Another set of OL s (11 orthologs) exhibits positive selection along the subtree with the nodes 13, 14, and 15 (see Figure 13A). The branch between nodes 13 and 14, leads to a subgroup (D. hansenii and C. albicans) that evolved a modified version of the genetic code [36], and the branch between nodes 13 and 15 leads to Y. lipolytica (which is a sole member in one of the three taxonomical clusters of the Saccharomycotina[37]). All the results for these datasets appear in additional file 5 and additional file 7.

5.2.4 Eukaryote Copy Number

As mentioned, this biological dataset gives a wider evolutionary view than the fungi datasets. Cellular processes that are related to metabolism, signaling, and mRNA processing exhibit co-evolutionary patterns along this dataset (see Figures 11B and 13). One striking phenomenon is that many of these co-evolving sets (87%) exhibited co-evolution (according to all the measures of co-evolution) along the subtrees of the Animalia and Fungi, and excluding the subtree of the Plantae (see illustration in Figure 11C).

It is possible that this result is partially related to the fact that the analyzed subtrees of the Plantae included only one organism with relatively high evolutionary distance from other organisms. However, we also found two possible biological explanations for this phenomenon: First, many gene modules changed their functionality after the split between the Plantae and the two other groups (Animalia and Fungi).

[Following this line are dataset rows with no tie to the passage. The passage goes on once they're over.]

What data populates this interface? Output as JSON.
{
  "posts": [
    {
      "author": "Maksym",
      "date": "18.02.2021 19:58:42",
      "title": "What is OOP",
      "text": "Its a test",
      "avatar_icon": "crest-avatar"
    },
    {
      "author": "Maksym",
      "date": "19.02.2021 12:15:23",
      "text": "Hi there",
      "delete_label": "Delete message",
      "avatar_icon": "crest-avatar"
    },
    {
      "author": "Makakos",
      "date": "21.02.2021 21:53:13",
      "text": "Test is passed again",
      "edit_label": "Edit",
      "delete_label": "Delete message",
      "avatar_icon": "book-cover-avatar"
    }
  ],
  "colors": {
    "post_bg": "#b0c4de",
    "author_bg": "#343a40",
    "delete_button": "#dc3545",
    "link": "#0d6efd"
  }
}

Cases where homologous protein complexes in Plantae and Animalia have rather different functions were reported in the past. For example, the COP9 signalosome, a repressor of photomorphogenesis in Plantae, regulates completely different developmental processes in Animalia[38, 39]. Our analysis, however, may suggest that this is a wide scale phenomenon.

Second, it is possible that there is a relatively higher rate of changes in the protein-protein interactions along the split between the Plantae and the two other groups (i.e. more pairs of protein gain/lose new interactions). Thus, these results suggest that the protein-protein interaction network of Plantae may be relatively different from that of the other groups (see [40] for a comparison of protein-protein interaction networks). To the best of our knowledge, an alignment of the protein interaction network of a plant and organisms from the other two groups has not been performed yet. When such an alignment will be performed, it will be possible to check this hypothesis.

All the results for these datasets appear in additional files 8 and additional files 7.

5.2.5 Co-Evolution of Cellular Functions

The functional enrichments of the co-evolving OL s can teach us about functional interdependencies between cellular functions and about the co-evolution of cellular functions. We found many subtrees where sets of OL s that are enriched with various GO functions exhibited co-evolution. For example, Translation and Gene expression exhibited a copy number based co-evolution in the fungi subtree that is under internal node 12 (Figure 12B), as expected from two coordinated biological processes in charge of producing RNA or proteins from the corresponding genes (DNA sequences).

Additional cellular processes showed coordinated evolution. For example, Translation and Amino acid metabolic process exhibited co-evolution in the Eukaryotes (Figure 12C) in the subtree that included nodes 1, 2, 3, 4, 5, and 8 (as detected by copy number variations). The link between these two processes is probably not direct. A possible explanation is that the evolution of the metabolism of various Amino Acids (AA) altered the composition of the AA pool in the fungi cell. These changes were then followed by a corresponding evolution of the translation machinery to cope with the new AA pool.

5.2.6 Co-Evolution of Fungal complexes

We implemented our approach to find groups of complexes that exhibit correlative (Spearman Correlation) patterns of co-evolution along parts of the Fungi evolutionary tree (Figure 13A; see the Method section).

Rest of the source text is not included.